“I never read poetry. But, if your tastes lie that way, I’ll accomplish some more adaptation.”

“Oh, no, please. Cakes for you, Mr. Siddle; poets for giddy young things like me.”

There was a sting in the words. Doris preened herself on having carried out the detective’s instructions to the letter thus far.

Arrived in the house she found her father still in the garden, examining some larvae under a microscope. He looked severe rather than studious. He might have been an omnipotent being who had detected a malefactor in a criminal act. Was Steynholme and its secret felon being regarded in that way by the providence which, for some inscrutable purpose, permitted, yet would infallibly punish, a dreadful murder? She was a girl of devout mind, and the notion was appalling in its direct application to current events.
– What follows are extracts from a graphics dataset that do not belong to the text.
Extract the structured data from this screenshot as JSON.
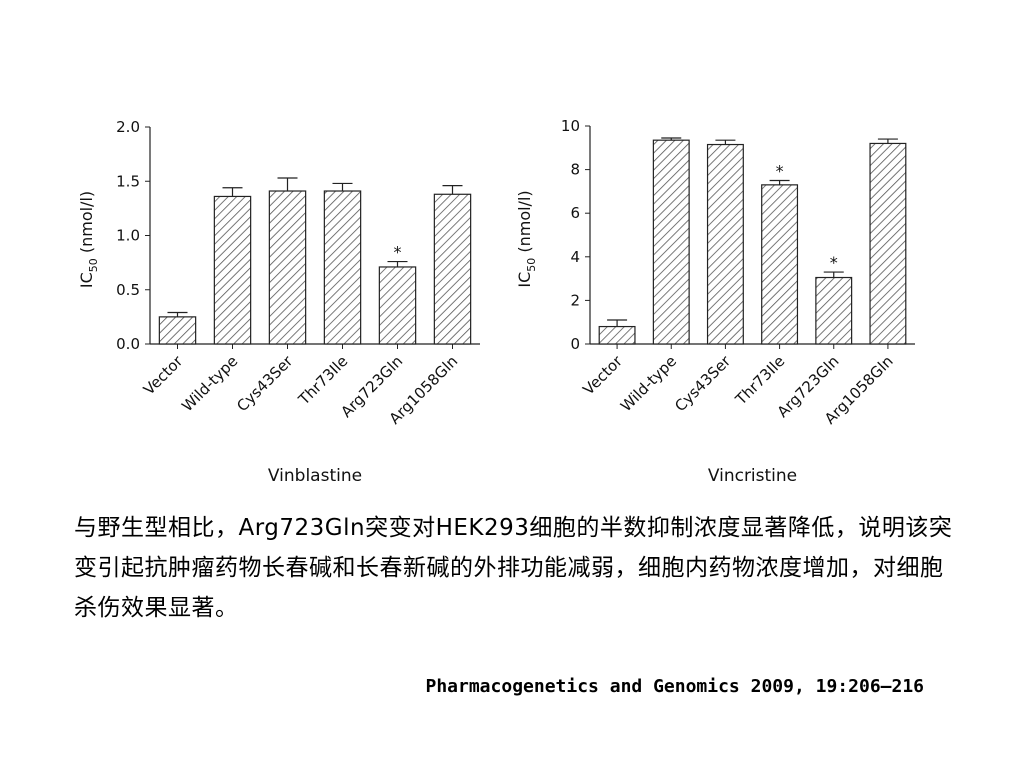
{
  "chart_data": [
    {
      "type": "bar",
      "title": "Vinblastine",
      "ylabel": "IC50 (nmol/l)",
      "ylabel_main": "IC",
      "ylabel_sub": "50",
      "ylabel_unit": " (nmol/l)",
      "ylim": [
        0,
        2.0
      ],
      "yticks": [
        "0.0",
        "0.5",
        "1.0",
        "1.5",
        "2.0"
      ],
      "categories": [
        "Vector",
        "Wild-type",
        "Cys43Ser",
        "Thr73Ile",
        "Arg723Gln",
        "Arg1058Gln"
      ],
      "values": [
        0.25,
        1.36,
        1.41,
        1.41,
        0.71,
        1.38
      ],
      "errors": [
        0.04,
        0.08,
        0.12,
        0.07,
        0.05,
        0.08
      ],
      "significant": [
        false,
        false,
        false,
        false,
        true,
        false
      ],
      "significance_marker": "*"
    },
    {
      "type": "bar",
      "title": "Vincristine",
      "ylabel": "IC50 (nmol/l)",
      "ylabel_main": "IC",
      "ylabel_sub": "50",
      "ylabel_unit": " (nmol/l)",
      "ylim": [
        0,
        10
      ],
      "yticks": [
        "0",
        "2",
        "4",
        "6",
        "8",
        "10"
      ],
      "categories": [
        "Vector",
        "Wild-type",
        "Cys43Ser",
        "Thr73Ile",
        "Arg723Gln",
        "Arg1058Gln"
      ],
      "values": [
        0.8,
        9.35,
        9.15,
        7.3,
        3.05,
        9.2
      ],
      "errors": [
        0.3,
        0.1,
        0.2,
        0.2,
        0.25,
        0.2
      ],
      "significant": [
        false,
        false,
        false,
        true,
        true,
        false
      ],
      "significance_marker": "*"
    }
  ],
  "caption": "与野生型相比，Arg723Gln突变对HEK293细胞的半数抑制浓度显著降低，说明该突变引起抗肿瘤药物长春碱和长春新碱的外排功能减弱，细胞内药物浓度增加，对细胞杀伤效果显著。",
  "citation": "Pharmacogenetics and Genomics 2009, 19:206–216",
  "colors": {
    "bar_fill": "#ffffff",
    "bar_hatch": "#555555",
    "axis": "#222222"
  }
}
In the meantime the chemist, evidently taking a Sunday afternoon constitutional, came on Winter, who was leaning on a wall of the bridge and looking down stream—Grant’s house being on the left.

He would have passed, in his wonted unobtrusive way, but the detective hailed him with a cheery “Good day, Mr. Siddle. Are you a fisherman?”

“No, Mr. Franklin, I’m not,” he answered.

“Well, now, I’m surprised. You are just the sort of man whom I should expect to find attached to a rod and line—even watching a float.”

“I tried once when I was younger, but I could neither impale a worm nor extract a hook. My gorge rose against either practice. I am a vegetarian, for the same reason. If it were not for this disturbing tragedy you would have heard Hobbs, the butcher, rallying me about my rabbit-meat, as he calls my food.”

“Well, well!” laughed Winter. “Your ideas and mine clash in some respects. I look on a well-grilled steak as a gift from Heaven, and after it, or before it—I don’t care which—let me have three hours whipping a good trout stream. With the right cast of flies I could show a fine bag from this very stretch of water.”